L’École internationale de théâtre du Bénin (Eitb) dirigée par Alougbine Dine a annoncé vendredi 17 janvier, le lancement du projet « Allons au théâtre 2025 ». Cette initiative ambitieuse combine spectacles jeunes publics, théâtre de rue et exposition permanente pour démocratiser l’accès aux arts vivants et visuels au Bénin.
Le projet se déroulera à Cotonou, Abomey-Calavi et à Lomé au Togo, avec quatre spectacles phares : À la poursuite du temps, Pakamambo, Manyamania et Chasser les fantômes. Ces œuvres seront présentées au siège de l’Atelier nomade, où est installée une exposition permanente payante retraçant l’histoire des arts au Bénin. L’objectif est de sensibiliser les jeunes à la culture tout en générant des ressources pour soutenir l’atelier.
Pour toucher le public scolaire, les collèges sont le premier vecteur. Des séances de médiation seront organisées dans les classes de quatrième et troisième pour présenter les œuvres, leurs auteurs et leurs interprètes. Les collèges vendront les billets aux élèves et organiseront leur transport vers le théâtre.
Chaque représentation sera suivie d’une scène ouverte, permettant aux jeunes spectateurs de dialoguer avec les artistes et de réfléchir sur les messages des spectacles.
Le projet inclut également des spectacles de rue, organisés en partenariat avec les mairies et les directions départementales de l’enseignement. Ces représentations mobiliseront les groupements de femmes et les populations locales et seront accompagnées d’un dispositif sonore pour toucher un public large. Ainsi, le théâtre sort des salles pour s’adresser à tous et participer à la démocratisation culturelle.
Des spectacles engagés et variés
Pakamambo, de Wadjid Mouad, raconte l’histoire d’amour familial entre une petite fille et sa grand-mère. Manyamania, du Béninois Charbel Noutaï, explore l’adolescence et dénonce la cybercriminalité. Chasser les fantômes, de Kimba (Guinée), aborde le désir de la jeunesse pour “l’ailleurs” et la quête du bonheur.
Ces trois pièces démarreront le 24 janvier, et seront jouées les samedis matins et mercredis après-midi pendant trois mois, avec huit représentations chacune.

Quant à “À la poursuite du temps”, conçu et mis en scène par Alougbine Dine, il mobilise 32 artistes et est coproduit avec l’ambassade de France à Cotonou.

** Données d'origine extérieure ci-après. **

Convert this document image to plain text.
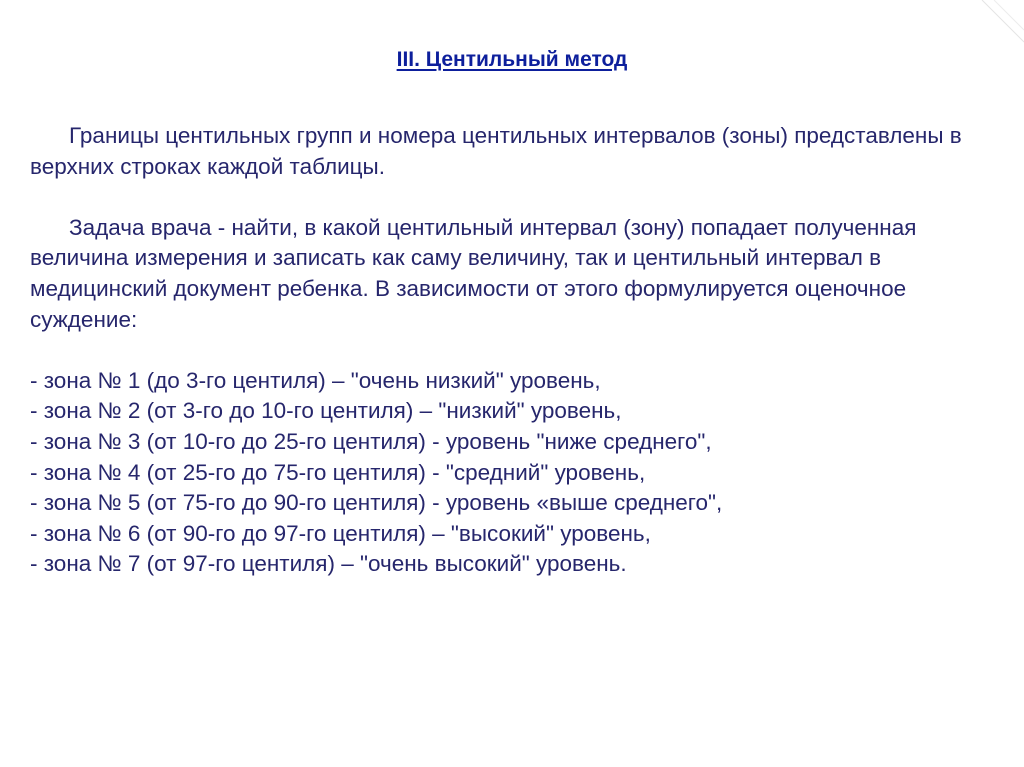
III. Центильный метод

Границы центильных групп и номера центильных интервалов (зоны) представлены в верхних строках каждой таблицы.

Задача врача - найти, в какой центильный интервал (зону) попадает полученная величина измерения и записать как саму величину, так и центильный интервал в медицинский документ ребенка. В зависимости от этого формулируется оценочное суждение:

- зона № 1 (до 3-го центиля) – "очень низкий" уровень,
- зона № 2 (от 3-го до 10-го центиля) – "низкий" уровень,
- зона № 3 (от 10-го до 25-го центиля) - уровень "ниже среднего",
- зона № 4 (от 25-го до 75-го центиля) - "средний" уровень,
- зона № 5 (от 75-го до 90-го центиля) - уровень «выше среднего",
- зона № 6 (от 90-го до 97-го центиля) – "высокий" уровень,
- зона № 7 (от 97-го центиля) – "очень высокий" уровень.
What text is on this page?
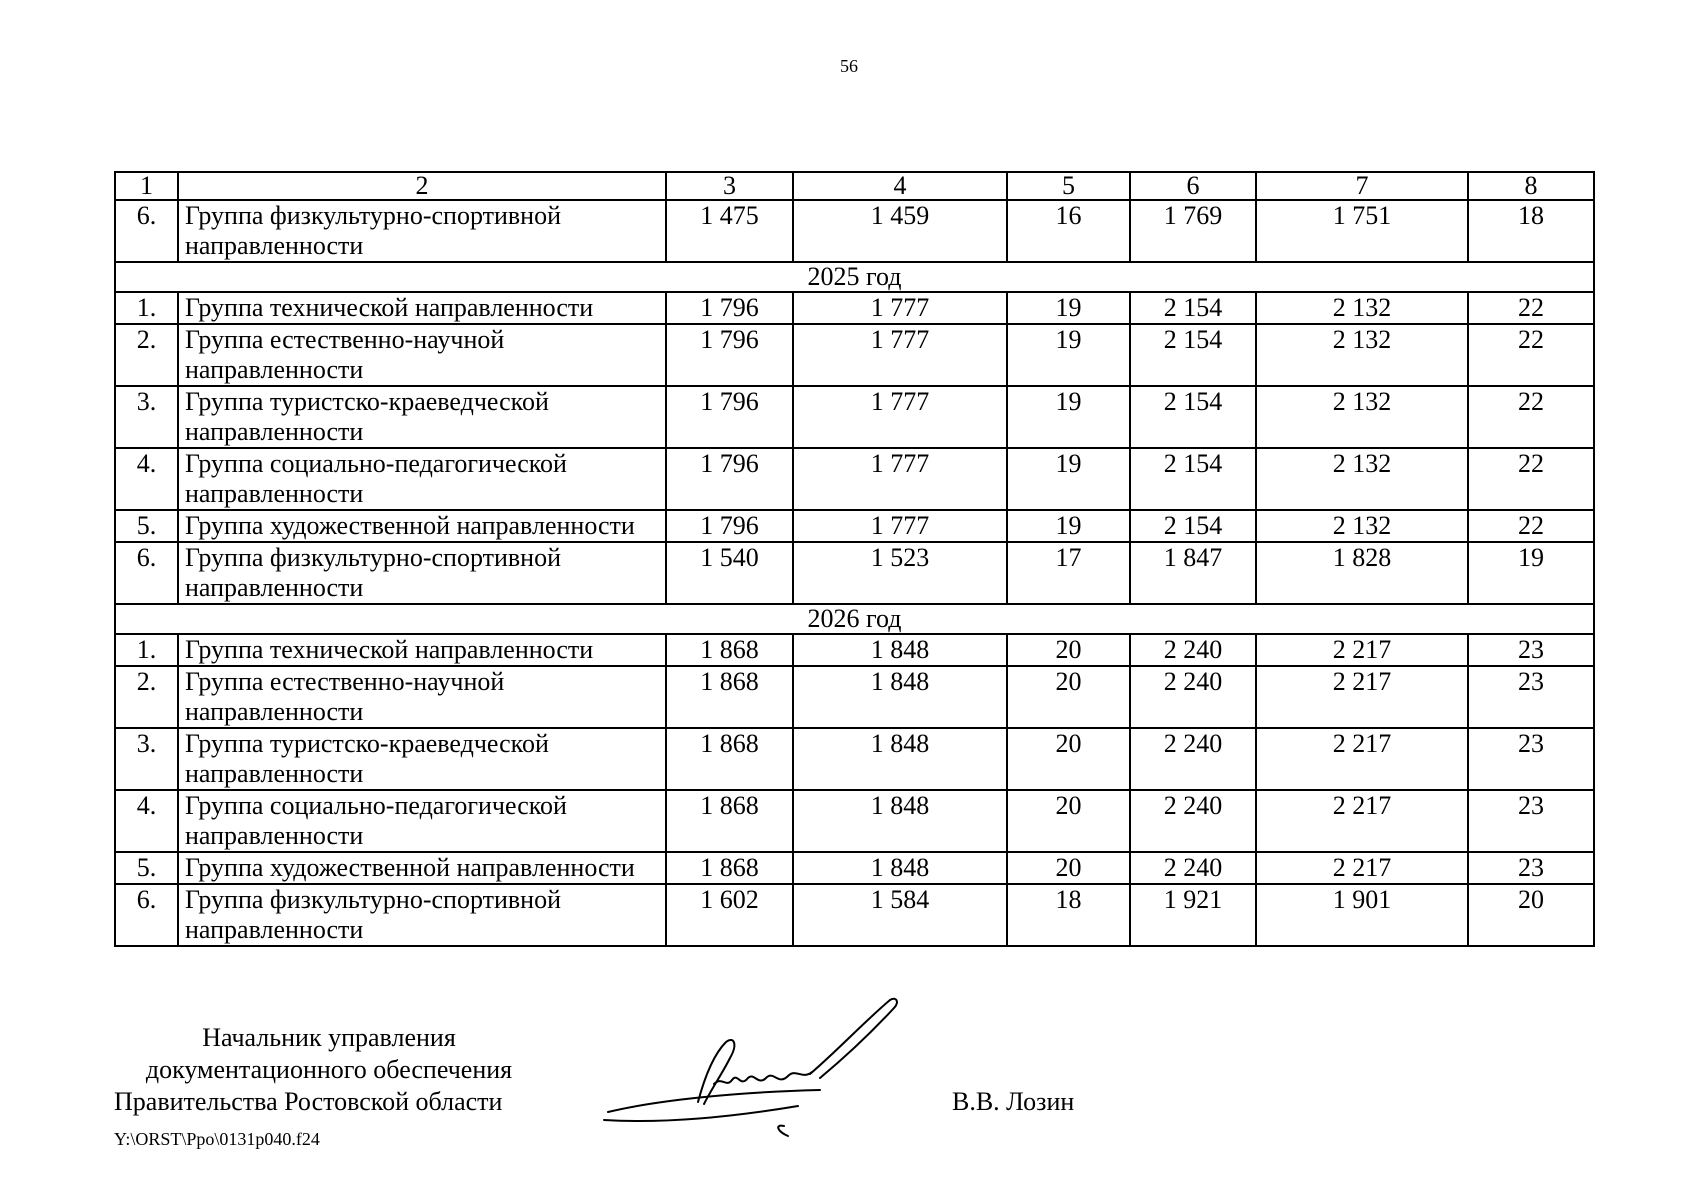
56
1	2	3	4	5	6	7	8
6.	Группа физкультурно-спортивной направленности	1 475	1 459	16	1 769	1 751	18
2025 год							
1.	Группа технической направленности	1 796	1 777	19	2 154	2 132	22
2.	Группа естественно-научной направленности	1 796	1 777	19	2 154	2 132	22
3.	Группа туристско-краеведческой направленности	1 796	1 777	19	2 154	2 132	22
4.	Группа социально-педагогической направленности	1 796	1 777	19	2 154	2 132	22
5.	Группа художественной направленности	1 796	1 777	19	2 154	2 132	22
6.	Группа физкультурно-спортивной направленности	1 540	1 523	17	1 847	1 828	19
2026 год							
1.	Группа технической направленности	1 868	1 848	20	2 240	2 217	23
2.	Группа естественно-научной направленности	1 868	1 848	20	2 240	2 217	23
3.	Группа туристско-краеведческой направленности	1 868	1 848	20	2 240	2 217	23
4.	Группа социально-педагогической направленности	1 868	1 848	20	2 240	2 217	23
5.	Группа художественной направленности	1 868	1 848	20	2 240	2 217	23
6.	Группа физкультурно-спортивной направленности	1 602	1 584	18	1 921	1 901	20
Начальник управления
документационного обеспечения
Правительства Ростовской области	В.В. Лозин
Y:\ORST\Ppo\0131p040.f24
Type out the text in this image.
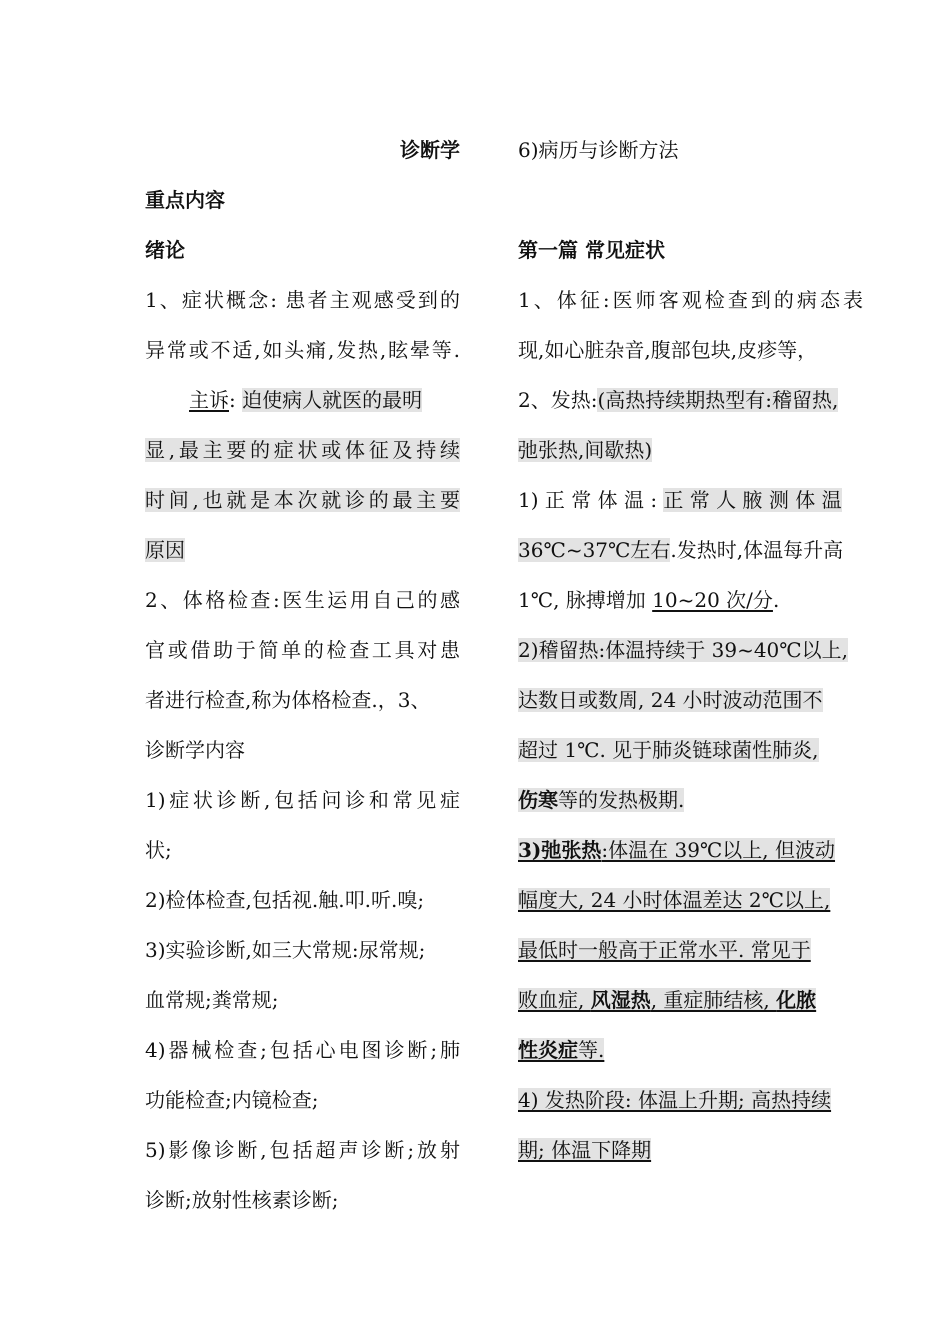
诊断学
重点内容
绪论
1、症状概念: 患者主观感受到的
异常或不适,如头痛,发热,眩晕等.
主诉: 迫使病人就医的最明
显,最主要的症状或体征及持续
时间,也就是本次就诊的最主要
原因
2、体格检查:医生运用自己的感
官或借助于简单的检查工具对患
者进行检查,称为体格检查.，3、
诊断学内容
1)症状诊断,包括问诊和常见症
状;
2)检体检查,包括视.触.叩.听.嗅;
3)实验诊断,如三大常规:尿常规;
血常规;粪常规;
4)器械检查;包括心电图诊断;肺
功能检查;内镜检查;
5)影像诊断,包括超声诊断;放射
诊断;放射性核素诊断;
6)病历与诊断方法
第一篇 常见症状
1、体征:医师客观检查到的病态表
现,如心脏杂音,腹部包块,皮疹等，
2、发热:(高热持续期热型有:稽留热,
弛张热,间歇热)
1) 正 常 体 温 : 正 常 人 腋 测 体 温
36℃~37℃左右.发热时,体温每升高
1℃, 脉搏增加 10~20 次/分.
2)稽留热:体温持续于 39~40℃以上,
达数日或数周, 24 小时波动范围不
超过 1℃. 见于肺炎链球菌性肺炎,
伤寒等的发热极期.
3)弛张热:体温在 39℃以上, 但波动
幅度大, 24 小时体温差达 2℃以上,
最低时一般高于正常水平. 常见于
败血症, 风湿热, 重症肺结核, 化脓
性炎症等.
4) 发热阶段: 体温上升期; 高热持续
期; 体温下降期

Présenté dans les rues à l’occasion de la Journée mondiale de l’esclavage, le spectacle traite de colonisation, esclavage, abolition et droits humains, mêlant danse, chant, mime et performances visuelles percutantes.
L’Atelier nomade inaugurera également le Mémorium des arts, une exposition permanente qui conserve les vestiges des succès artistiques béninois : photos, statues, objets, sons et archives. L’exposition sera ouverte aux collèges et lycées à travers des visites payantes. Elle vise à sensibiliser les jeunes à l’histoire artistique nationale tout en assurant une source de revenus pour l’autonomie de l’atelier.
Vers une culture durable
Dans un contexte où les financements pour la culture se font rares et ponctuels, le projet mise sur l’autofinancement progressif. L’objectif est de créer une base stable pour soutenir des activités culturelles régulières et préparer le terrain à une industrie culturelle durable au Bénin.
Le mécénat et l’implication de l’État restent essentiels, mais la priorité est donnée à la participation active des jeunes, futurs spectateurs et acteurs de la culture.
Avec « Allons au théâtre 2025 », le théâtre sort des salles et investit les rues et les places publiques, offrant aux jeunes et au grand public une expérience culturelle riche, vivante et accessible.
Le projet est financé par le Fonds de développement des arts et de la culture (Fdac) et mis en œuvre par l’Agence de développement des arts et de la culture (Adac).